- From: L. David Baron <dbaron@dbaron.org>
- Date: Tue, 24 Nov 2015 16:28:10 -0800
- To: www-style@w3.org
- Message-ID: <20151125002810.GA22780@pescadero.dbaron.org>
https://drafts.csswg.org/css-will-change/#valdef-will-change-custom-ident
says:
If any non-initial value of a property would cause the element to
generate a containing block for fixed-position elements,
specifying that property in will-change must cause the element to
generate a containing block for fixed-position elements.
I think this should instead say:
If any non-initial value of a property would cause the element to
generate a containing block for fixed-position elements,
specifying that property in will-change must cause the element to
generate a containing block for fixed-position _and
absolute-position_ elements.
I don't think we need special will-change handling for the
properties that establish a containing block for absolute-position
but not fixed-position elements (i.e., the position property), but
the properties that establish a containing block for
fixed-positioned elements *also* do so for absolutely-positioned
elements. And it would be bizarre (and defeat the point of the
special will-change handling) to establish only half of the
containing-block nature and not all of it.
(Also see
https://lists.w3.org/Archives/Public/public-fx/2015OctDec/0035.html
about making this clearer in css-transforms and css-filters.)

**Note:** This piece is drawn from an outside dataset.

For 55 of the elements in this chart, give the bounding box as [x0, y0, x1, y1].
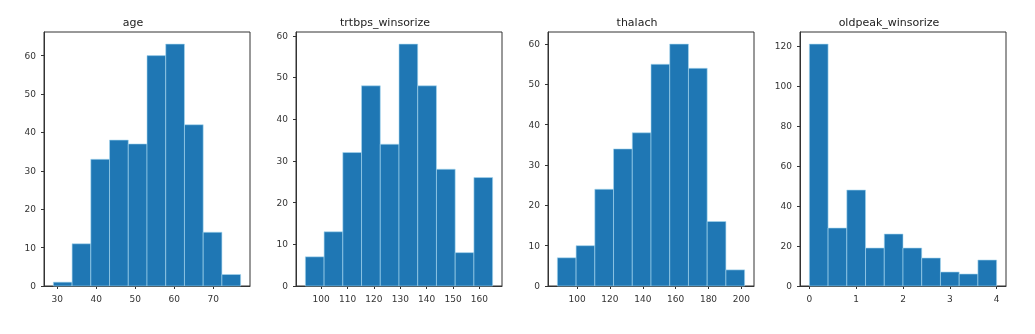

While here, it's probably also worth using "absolutely positioned"
and "fixed positioned" as
https://drafts.csswg.org/css-containment/#containment-paint does,
rather than "fixed-position" and "absolute-position".
-David
--
𝄞 L. David Baron http://dbaron.org/ 𝄂
𝄢 Mozilla https://www.mozilla.org/ 𝄂
Before I built a wall I'd ask to know
What I was walling in or walling out,
And to whom I was like to give offense.